By Phil Sheldon, HE Travel CEO
Dear HE Travel Friends,
This has been a profound week of contemplation about life and death on both the global and personal levels.
Here in the Florida Keys, HE Travel organized a team of riders for the Smart Ride – two days of cycling from Miami to Key West (165 miles). All riders raise money that goes to South Florida organizations that support people living with HIV and AIDS. I am grateful to our team members – four from out of state – who contributed toward the almost $1M raised for this important cause.
The ceremony at the end of the Ride was at the White Street Pier here in Key West, just past our AIDS Memorial, which has over 1000 names engraved in granite. One of those names is of my former partner Jim Rusnak. Jim and I were only a couple for two years in the early 1980s, but we remained family, and in 1996 I moved to Key West to be part of Jim’s support team during the last year of his life.
After the ceremony I walked back to the Memorial with my HE Travel colleagues and our riders, along with the 8-year-old son of two of our staff members. When we paused to read Jim’s name, the 8-year-old asked “did he die?” I said yes, and he understood why the ceremony he had witnessed was such a profound experience for many of us adults – especially the slow movement of a riderless bike across the pier during the ceremony.
Juxtaposed with this very personal experience, I joined all of you to share the horror at what happened in Paris last weekend. As I pause to remember those affected by this event, I would like to offer a prayer of hope and of thanks across the ocean to our friends in France.
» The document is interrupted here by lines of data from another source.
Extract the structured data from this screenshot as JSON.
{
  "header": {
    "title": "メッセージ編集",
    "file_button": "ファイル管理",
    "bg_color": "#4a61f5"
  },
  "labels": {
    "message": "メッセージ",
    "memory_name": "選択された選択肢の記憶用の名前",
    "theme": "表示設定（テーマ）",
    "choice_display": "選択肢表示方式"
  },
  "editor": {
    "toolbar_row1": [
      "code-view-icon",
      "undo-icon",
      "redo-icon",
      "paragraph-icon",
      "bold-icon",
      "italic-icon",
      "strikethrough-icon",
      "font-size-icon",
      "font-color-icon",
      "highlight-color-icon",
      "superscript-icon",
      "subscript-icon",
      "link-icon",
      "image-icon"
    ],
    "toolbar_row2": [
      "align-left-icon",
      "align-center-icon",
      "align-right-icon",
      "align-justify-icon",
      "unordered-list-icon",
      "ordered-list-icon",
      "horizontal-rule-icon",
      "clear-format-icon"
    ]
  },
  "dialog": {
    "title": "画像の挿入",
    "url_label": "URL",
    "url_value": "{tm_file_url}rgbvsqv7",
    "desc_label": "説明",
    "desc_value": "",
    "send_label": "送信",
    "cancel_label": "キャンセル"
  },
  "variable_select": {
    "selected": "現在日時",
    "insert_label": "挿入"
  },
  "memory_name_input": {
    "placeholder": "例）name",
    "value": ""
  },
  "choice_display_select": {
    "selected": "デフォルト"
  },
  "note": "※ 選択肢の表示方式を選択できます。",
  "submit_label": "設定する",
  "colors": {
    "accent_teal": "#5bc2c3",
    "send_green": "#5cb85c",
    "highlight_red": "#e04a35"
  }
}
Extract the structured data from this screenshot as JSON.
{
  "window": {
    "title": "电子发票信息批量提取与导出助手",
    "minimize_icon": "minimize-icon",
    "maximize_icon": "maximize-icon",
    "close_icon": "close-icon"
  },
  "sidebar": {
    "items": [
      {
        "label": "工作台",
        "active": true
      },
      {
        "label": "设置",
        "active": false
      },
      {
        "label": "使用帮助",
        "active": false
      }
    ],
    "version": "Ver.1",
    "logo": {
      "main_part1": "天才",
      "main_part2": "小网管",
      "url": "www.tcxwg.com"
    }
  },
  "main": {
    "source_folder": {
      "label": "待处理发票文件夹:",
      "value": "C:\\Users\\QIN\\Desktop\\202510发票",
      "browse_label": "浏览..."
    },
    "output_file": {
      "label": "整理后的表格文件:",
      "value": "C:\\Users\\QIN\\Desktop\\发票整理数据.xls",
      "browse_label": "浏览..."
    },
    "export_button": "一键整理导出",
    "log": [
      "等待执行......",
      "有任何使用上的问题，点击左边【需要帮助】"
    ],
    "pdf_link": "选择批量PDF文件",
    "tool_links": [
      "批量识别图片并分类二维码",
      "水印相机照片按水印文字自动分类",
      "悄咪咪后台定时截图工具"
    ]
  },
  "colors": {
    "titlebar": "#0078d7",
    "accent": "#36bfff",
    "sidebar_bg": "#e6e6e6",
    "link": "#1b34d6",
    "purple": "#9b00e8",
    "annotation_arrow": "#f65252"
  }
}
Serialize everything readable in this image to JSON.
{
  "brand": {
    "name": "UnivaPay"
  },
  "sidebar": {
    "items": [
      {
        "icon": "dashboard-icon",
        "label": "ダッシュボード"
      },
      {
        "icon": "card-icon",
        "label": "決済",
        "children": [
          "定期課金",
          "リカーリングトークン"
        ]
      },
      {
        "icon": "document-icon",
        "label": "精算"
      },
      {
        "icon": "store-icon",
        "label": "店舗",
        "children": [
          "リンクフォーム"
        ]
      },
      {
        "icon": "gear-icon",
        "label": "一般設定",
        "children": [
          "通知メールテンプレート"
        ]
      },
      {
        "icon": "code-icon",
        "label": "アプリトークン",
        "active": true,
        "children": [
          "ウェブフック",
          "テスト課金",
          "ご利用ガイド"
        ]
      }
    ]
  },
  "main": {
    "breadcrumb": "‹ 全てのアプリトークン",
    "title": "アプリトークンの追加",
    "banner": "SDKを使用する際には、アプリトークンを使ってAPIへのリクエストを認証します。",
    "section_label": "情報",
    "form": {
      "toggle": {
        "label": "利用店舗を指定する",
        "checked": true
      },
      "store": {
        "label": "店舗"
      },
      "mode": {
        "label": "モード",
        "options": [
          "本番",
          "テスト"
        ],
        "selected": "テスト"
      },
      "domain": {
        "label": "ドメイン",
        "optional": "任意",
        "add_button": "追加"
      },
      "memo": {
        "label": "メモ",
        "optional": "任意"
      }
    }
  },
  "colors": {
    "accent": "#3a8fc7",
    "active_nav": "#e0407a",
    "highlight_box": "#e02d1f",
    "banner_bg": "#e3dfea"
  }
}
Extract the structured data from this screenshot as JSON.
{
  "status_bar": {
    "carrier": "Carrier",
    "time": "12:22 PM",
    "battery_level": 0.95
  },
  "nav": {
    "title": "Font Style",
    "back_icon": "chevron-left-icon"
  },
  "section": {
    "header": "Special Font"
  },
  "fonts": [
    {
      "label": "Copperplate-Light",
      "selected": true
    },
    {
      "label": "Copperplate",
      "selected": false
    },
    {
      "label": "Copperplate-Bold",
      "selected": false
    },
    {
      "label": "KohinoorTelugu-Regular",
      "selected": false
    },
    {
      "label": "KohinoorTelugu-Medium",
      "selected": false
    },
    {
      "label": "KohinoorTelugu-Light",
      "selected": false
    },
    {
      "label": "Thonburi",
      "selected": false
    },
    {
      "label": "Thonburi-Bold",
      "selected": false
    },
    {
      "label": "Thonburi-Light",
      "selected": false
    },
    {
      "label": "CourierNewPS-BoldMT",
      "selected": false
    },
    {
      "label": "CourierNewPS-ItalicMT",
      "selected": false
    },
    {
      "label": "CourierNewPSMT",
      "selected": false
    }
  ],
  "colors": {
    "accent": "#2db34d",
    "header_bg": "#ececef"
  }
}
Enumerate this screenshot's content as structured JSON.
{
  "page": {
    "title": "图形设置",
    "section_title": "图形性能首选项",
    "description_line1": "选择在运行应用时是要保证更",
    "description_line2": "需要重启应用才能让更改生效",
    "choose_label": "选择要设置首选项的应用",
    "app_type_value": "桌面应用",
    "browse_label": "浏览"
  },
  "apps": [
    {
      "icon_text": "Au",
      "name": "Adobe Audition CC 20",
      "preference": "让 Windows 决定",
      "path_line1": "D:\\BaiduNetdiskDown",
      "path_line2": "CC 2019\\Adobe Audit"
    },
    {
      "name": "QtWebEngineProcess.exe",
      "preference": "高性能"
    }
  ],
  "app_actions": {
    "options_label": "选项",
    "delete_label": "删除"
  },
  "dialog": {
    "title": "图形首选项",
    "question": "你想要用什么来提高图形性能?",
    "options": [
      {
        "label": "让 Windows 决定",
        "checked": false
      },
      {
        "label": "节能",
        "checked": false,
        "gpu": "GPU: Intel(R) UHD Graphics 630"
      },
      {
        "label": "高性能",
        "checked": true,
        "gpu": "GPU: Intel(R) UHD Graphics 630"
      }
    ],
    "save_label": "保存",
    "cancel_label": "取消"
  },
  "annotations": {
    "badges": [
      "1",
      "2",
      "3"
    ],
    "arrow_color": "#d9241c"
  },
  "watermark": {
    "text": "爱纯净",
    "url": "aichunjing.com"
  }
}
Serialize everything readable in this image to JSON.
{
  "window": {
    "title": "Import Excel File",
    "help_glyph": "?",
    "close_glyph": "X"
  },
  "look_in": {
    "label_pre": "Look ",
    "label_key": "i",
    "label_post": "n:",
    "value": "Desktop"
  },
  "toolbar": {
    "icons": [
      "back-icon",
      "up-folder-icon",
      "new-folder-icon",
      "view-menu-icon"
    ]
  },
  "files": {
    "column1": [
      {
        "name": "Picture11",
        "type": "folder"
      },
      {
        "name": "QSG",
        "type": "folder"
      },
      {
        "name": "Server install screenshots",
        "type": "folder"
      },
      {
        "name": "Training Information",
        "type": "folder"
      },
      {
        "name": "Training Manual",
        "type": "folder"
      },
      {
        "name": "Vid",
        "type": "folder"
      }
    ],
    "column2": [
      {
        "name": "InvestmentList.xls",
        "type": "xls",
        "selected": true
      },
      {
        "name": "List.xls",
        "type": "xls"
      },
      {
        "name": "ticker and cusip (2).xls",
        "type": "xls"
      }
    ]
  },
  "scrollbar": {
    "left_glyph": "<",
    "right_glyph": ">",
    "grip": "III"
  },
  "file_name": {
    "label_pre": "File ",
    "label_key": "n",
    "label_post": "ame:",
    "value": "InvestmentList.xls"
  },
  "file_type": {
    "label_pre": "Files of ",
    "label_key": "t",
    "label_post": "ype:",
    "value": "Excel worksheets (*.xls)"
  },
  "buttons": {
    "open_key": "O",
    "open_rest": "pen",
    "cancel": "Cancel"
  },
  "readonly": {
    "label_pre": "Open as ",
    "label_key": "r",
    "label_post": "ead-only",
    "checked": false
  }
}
First and foremost I want to thank those French residents that I can name – especially our hard-working French bike guides Charly Gauthier and Pierre Brehier, who have demonstrated French hospitality to our travelers since 1999. They were both traveling outside France when Paris was attacked and are safe.
In addition, I want to express my gratitude for the small kindnesses of the literally thousands of French women and men who have offered their hands to me and our HE Travel visitors to France over the past 40 years. Whether they drove my train, made sure my bike was safe, checked me into a hotel with a smile, or served me a baguette, I arrived as a stranger, and was welcomed as an honored guest.
Today I am proud to offer one small light to our friends in the City of Lights and declare: “Je suis un Parisien!”